Clinical research into serotonergic psychedelics is expanding rapidly, showing promising efficacy across myriad disorders. Resting-state functional magnetic resonance imaging (rs-fMRI) is a commonly used strategy to identify psychedelic-induced changes in neural pathways in clinical and healthy populations. Here we, a large group of psychedelic imaging researchers, review the 42 research articles published to date, based on the 17 unique studies evaluating psychedelic effects on rs-fMRI, focusing on methodological variation.

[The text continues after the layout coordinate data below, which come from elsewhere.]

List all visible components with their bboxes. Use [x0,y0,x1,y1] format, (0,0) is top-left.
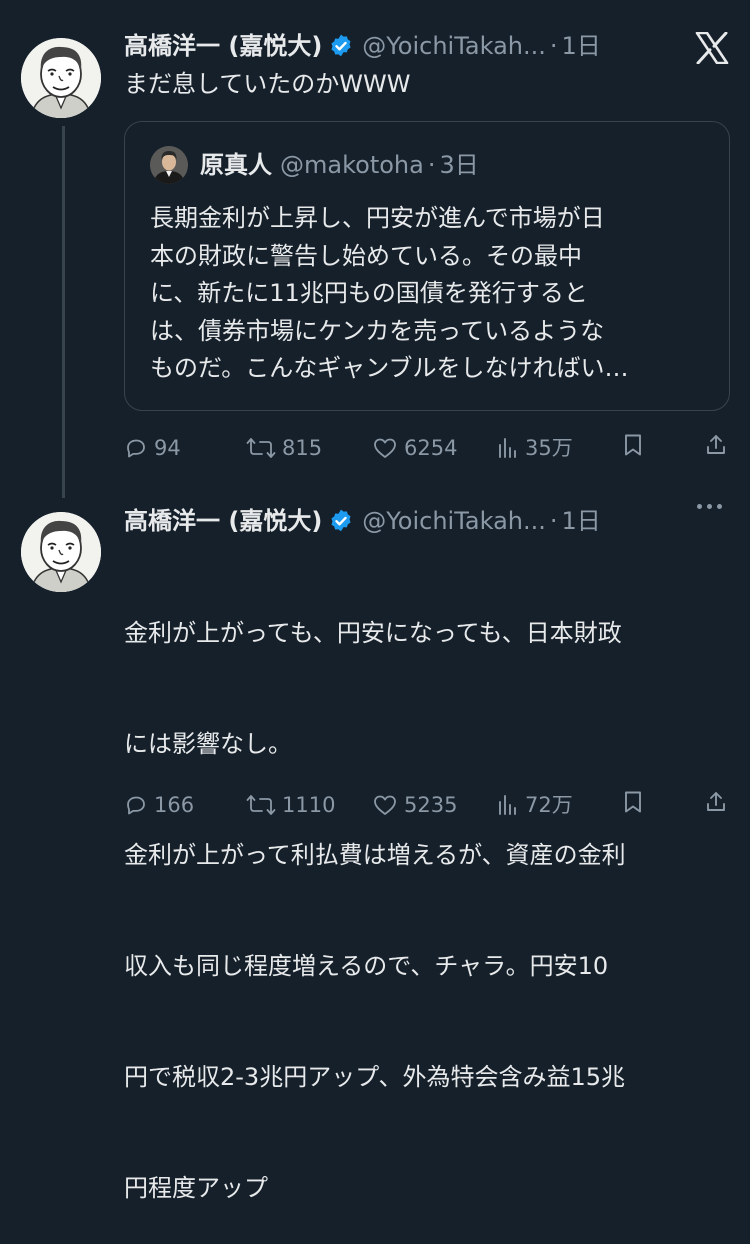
bookmark-icon [625,791,641,813]
tweet-text: まだ息していたのかWWW [124,70,411,98]
tweet-text-line: 円で税収2-3兆円アップ、外為特会含み益15兆 [124,1063,626,1091]
quoted-author-avatar [150,146,188,184]
reply-count: 94 [154,436,181,460]
retweet-icon [246,438,276,458]
quoted-text-line: 長期金利が上昇し、円安が進んで市場が日 [150,204,605,232]
retweet-count: 815 [282,436,323,460]
thread-connector-line [62,126,65,498]
bookmark-button[interactable] [622,790,650,814]
author-handle[interactable]: @YoichiTakah... [362,506,546,536]
tweet-text-line: 円程度アップ [124,1174,268,1202]
quoted-tweet-header: 原真人 @makotoha · 3日 [200,150,479,180]
more-options-icon[interactable] [697,504,722,509]
retweet-count: 1110 [282,793,336,817]
timestamp[interactable]: 1日 [562,31,601,61]
author-avatar[interactable] [21,38,101,118]
tweet-header: 高橋洋一 (嘉悦大) @YoichiTakah... · 1日 [124,506,601,536]
reply-count: 166 [154,793,195,817]
tweet-text-line: 金利が上がって利払費は増えるが、資産の金利 [124,841,626,869]
tweet-text: 金利が上がっても、円安になっても、日本財政 には影響なし。 金利が上がって利払費… [124,541,734,1244]
x-logo-icon[interactable] [695,31,729,68]
share-icon [707,435,725,454]
heart-icon [374,438,396,458]
heart-icon [374,795,396,815]
separator-dot: · [549,507,558,535]
retweet-button[interactable]: 815 [246,433,322,463]
separator-dot: · [549,32,558,60]
quoted-text-line: 本の財政に警告し始めている。その最中 [150,241,582,270]
views-chart-icon [499,438,516,458]
author-handle[interactable]: @YoichiTakah... [362,31,546,61]
quoted-author-handle: @makotoha [280,151,424,179]
quoted-tweet-text: 長期金利が上昇し、円安が進んで市場が日 本の財政に警告し始めている。その最中 に… [150,200,720,388]
retweet-icon [246,795,276,815]
timestamp[interactable]: 1日 [562,506,601,536]
reply-button[interactable]: 94 [124,433,181,463]
tweet-text-line: には影響なし。 [124,730,292,758]
share-icon [707,792,725,811]
quoted-author-name: 原真人 [200,151,272,179]
quoted-text-line: は、債券市場にケンカを売っているような [150,316,605,345]
share-button[interactable] [704,433,734,457]
quoted-timestamp: 3日 [439,151,479,179]
reply-icon [127,439,145,458]
tweet-text-line: 金利が上がっても、円安になっても、日本財政 [124,619,622,647]
verified-badge-icon [328,508,354,534]
views-button[interactable]: 35万 [497,433,573,463]
like-button[interactable]: 5235 [372,790,457,820]
like-button[interactable]: 6254 [372,433,457,463]
tweet-actions: 166 1110 5235 72万 [124,790,734,820]
views-count: 35万 [525,436,573,460]
tweet-actions: 94 815 6254 35万 [124,433,734,463]
tweet-header: 高橋洋一 (嘉悦大) @YoichiTakah... · 1日 [124,31,601,61]
reply-icon [127,796,145,815]
views-chart-icon [499,795,516,815]
quoted-tweet[interactable]: 原真人 @makotoha · 3日 長期金利が上昇し、円安が進んで市場が日 本… [124,121,730,411]
bookmark-icon [625,434,641,456]
author-avatar[interactable] [21,512,101,592]
quoted-text-line: に、新たに11兆円もの国債を発行すると [150,279,588,307]
author-name[interactable]: 高橋洋一 (嘉悦大) [124,506,322,536]
quoted-text-line: ものだ。こんなギャンブルをしなければい… [150,354,629,382]
verified-badge-icon [328,33,354,59]
like-count: 5235 [404,793,458,817]
share-button[interactable] [704,790,734,814]
views-button[interactable]: 72万 [497,790,573,820]
reply-button[interactable]: 166 [124,790,194,820]
tweet-text-line: 収入も同じ程度増えるので、チャラ。円安10 [124,952,609,980]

Prominently, we observe that nearly all studies vary in data processing and analysis methodology, two datasets are the foundation of over half of the published literature, and there is lexical ambiguity in common outcome metric terminology. We offer guidelines for future studies that encourage coherence in the field. Psychedelic rs-fMRI will benefit from the development of novel methods that expand our understanding of the brain mechanisms mediating its intriguing effects; yet, this field is at a crossroads where we must also consider the critical importance of consistency and replicability to effectively converge on stable representations of the neural effects of psychedelics.